HS2 has adopted the emissions identification scheme CESAR ECV for its construction sites in an effort to cut emissions and control air quality.
HS2, along with the London boroughs and the Energy Savings Trust, assisted the Construction Equipment Association (CEA) in developing the Emissions Compliance Verification (ECV) scheme. The scheme sits well with HS2’s Air Quality Strategy, which sets emissions standards for all vehicles and plat equipment. HS2 is now hoping for the wider construction industry to adopt the scheme.
The ECV system acts as a ‘bolt-on’ to the existing CESAR security system. It allows individuals to perform quick and easy checks of a machine’s emissions category. This in turn helps keep emissions as a low as possible where they cannot be avoided.
Each machine will be equipped with a unique colour-coded label that contains a QR code. When scanned, the QR code reveals full emissions data. This is a huge time and cost savings compared to what previously had to be done, namely that the inspecting individual had to look under the bonnet for the engine plate in order to determine compliance. When a site is inspected where the machinery is in use, this method means that the machines need to be stopped and cooled before they can be checked.
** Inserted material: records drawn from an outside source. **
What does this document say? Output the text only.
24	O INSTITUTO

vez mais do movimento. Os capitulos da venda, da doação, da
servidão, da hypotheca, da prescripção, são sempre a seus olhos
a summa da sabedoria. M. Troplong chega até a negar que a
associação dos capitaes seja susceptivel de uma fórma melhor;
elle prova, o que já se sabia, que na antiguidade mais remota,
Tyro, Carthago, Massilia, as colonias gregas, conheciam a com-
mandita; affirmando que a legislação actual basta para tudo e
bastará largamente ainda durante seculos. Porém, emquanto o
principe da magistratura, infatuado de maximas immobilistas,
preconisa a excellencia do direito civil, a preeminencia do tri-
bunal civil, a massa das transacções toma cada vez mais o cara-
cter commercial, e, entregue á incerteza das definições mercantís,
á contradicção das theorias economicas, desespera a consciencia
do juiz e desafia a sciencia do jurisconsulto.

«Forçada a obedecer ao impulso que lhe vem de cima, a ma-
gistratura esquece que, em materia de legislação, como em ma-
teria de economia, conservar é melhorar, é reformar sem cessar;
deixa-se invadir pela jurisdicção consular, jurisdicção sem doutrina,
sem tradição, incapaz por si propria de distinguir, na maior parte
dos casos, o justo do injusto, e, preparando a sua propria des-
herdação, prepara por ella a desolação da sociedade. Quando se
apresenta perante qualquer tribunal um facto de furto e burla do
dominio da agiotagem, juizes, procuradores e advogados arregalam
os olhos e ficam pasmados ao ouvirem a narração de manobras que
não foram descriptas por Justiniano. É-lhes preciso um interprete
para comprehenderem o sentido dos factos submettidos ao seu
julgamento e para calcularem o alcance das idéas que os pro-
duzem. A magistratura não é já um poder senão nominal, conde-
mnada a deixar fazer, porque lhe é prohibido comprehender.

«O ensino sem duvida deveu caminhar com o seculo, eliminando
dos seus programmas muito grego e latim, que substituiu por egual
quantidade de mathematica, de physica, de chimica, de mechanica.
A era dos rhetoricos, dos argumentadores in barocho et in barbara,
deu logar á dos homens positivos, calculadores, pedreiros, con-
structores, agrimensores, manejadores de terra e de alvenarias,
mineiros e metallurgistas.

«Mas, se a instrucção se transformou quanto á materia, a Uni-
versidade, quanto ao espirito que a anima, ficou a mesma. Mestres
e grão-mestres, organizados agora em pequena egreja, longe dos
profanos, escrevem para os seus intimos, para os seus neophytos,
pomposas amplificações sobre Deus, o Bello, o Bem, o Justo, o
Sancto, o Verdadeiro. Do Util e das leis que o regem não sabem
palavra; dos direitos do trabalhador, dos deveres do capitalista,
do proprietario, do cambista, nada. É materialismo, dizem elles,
Being such a major and long-term infrastructure project, HS2 has the ability to shape the construction sector in a number of ways and recommending the adoption of the scheme to contractors and supply chains is one of them. HS2 reports that a number of contractors are in talks to adopt the new scheme.
JCB and Hitachi Construction Equipment have gone ahead with the scheme and are now factory fitting the system to all their machines in the UK and Ireland.
“As the country’s largest infrastructure project, we have an opportunity to work with our partners and supply chain to create a greener way of designing and building the new railway. Environmental innovations are at the heart of everything we do – from reducing carbon emissions and using renewable energy on sites; to including eco-friendly features in our designs, creating hundreds of new wildlife habitats along the route, and helping Britain reach our 2050 net zero carbon emissions target.
“It’s also important for us to provide assurances to local authorities and the public that we’re reducing emissions, tightly monitoring air quality and maintaining national air quality standards. The CESAR ECV system is one of many innovations we are supporting, and it’s now our job to embed it in the industry by encouraging our suppliers to use the new scheme as a tool for compliance assurance across all our sites.”
As part of its contribution to the scheme’s development, HS2 emphasised the time and cost savings along with the health and safety benefits of inspecting engine plate numbers. HS2 acted as an adviser with regards to the challenges of retrofitting the system, and how to deal with hybrid and electric equipment. It further assessed the working practicalities of the scheme on construction sites and provided design input. Of course, for the scheme to do good work, it needs to be adopted by the industry and HS2 has been playing a strong advocacy role in this regard.
The emissions requirements for HS2 are stricter than the current Greater London Authority requirements and are in place for the whole of HS2 Phase 1.
HS2 is pleased to report that the initial feedback on the scheme from its suppliers has been very positive.